The UFLPA also requires that the Interagency Task Force on Forced Labor Law Enforcement, chaired by the Secretary of Homeland Security and in consultation with the Secretary of Commerce and the Director of National Intelligence, develop and submit to the Congress a strategy to support CBP’s enforcement of Section 307 of the Tariff Act of 1930 regarding goods, commodities, articles, and commodities produced by forced labor in the People’s Republic of China. The task force submitted the UFLPA strategy to Congress on June 17, 2022.

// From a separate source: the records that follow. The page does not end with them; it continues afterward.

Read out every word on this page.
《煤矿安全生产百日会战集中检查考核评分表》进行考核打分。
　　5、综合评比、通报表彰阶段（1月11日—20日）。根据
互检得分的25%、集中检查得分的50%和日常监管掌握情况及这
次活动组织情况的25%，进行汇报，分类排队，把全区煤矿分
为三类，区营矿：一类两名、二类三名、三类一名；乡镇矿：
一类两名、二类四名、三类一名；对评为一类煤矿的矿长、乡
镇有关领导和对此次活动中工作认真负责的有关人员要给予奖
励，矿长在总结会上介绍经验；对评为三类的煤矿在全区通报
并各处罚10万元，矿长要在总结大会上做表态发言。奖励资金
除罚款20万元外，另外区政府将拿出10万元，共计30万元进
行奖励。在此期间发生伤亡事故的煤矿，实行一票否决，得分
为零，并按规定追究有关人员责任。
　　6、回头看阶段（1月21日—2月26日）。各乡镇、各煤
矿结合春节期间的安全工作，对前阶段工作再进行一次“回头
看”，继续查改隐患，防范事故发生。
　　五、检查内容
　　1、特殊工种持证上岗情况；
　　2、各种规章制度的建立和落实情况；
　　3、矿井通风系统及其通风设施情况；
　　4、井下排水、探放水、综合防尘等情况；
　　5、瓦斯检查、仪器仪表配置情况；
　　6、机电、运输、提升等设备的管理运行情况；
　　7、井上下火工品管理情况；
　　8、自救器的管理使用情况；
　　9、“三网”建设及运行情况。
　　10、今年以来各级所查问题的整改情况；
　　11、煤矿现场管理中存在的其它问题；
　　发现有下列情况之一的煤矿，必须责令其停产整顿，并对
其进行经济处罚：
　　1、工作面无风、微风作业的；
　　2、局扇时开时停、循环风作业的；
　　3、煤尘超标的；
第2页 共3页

The UFLPA strategy is intended to support the enforcement of Section 307 of the Tariff Act of 1930, as amended (19 USC § 1307), to prevent the importation into the United States of goods mined, produced, or manufactured in whole or partly with forced labor in the People’s Republic of China. Among other things, the UFLPA provides guidance to US importers on UFLPA compliance. Specifically, the UFLPA strategy recommends that importers develop due diligence, effective supply chain monitoring, and supply chain management measures, specifically citing the U.S. Department of Labor’s Comply Chain tool as guide. The UFLPA also provides guidance on the evidence required to demonstrate either that a good has not been produced using forced labor (indicating, among other things, the identification of the workers involved and their supporting documents) or has not not been produced in Xinjiang (indicating, among other things, DNA tracing or isotopic testing to show the origin of a particular good). Finally, the UFLPA Strategy Document includes the preliminary list of UFLPA entities, including a number of companies previously designated on the Entity List or subject to a withholding order of release for alleged use of forced labor.

These UFLPA developments underscore the need for companies engaged in U.S.-China trade to examine their supply chain and address risks stemming from UFLPA-related detentions.

The content of this article is intended to provide a general guide on the subject. Specialist advice should be sought regarding your particular situation.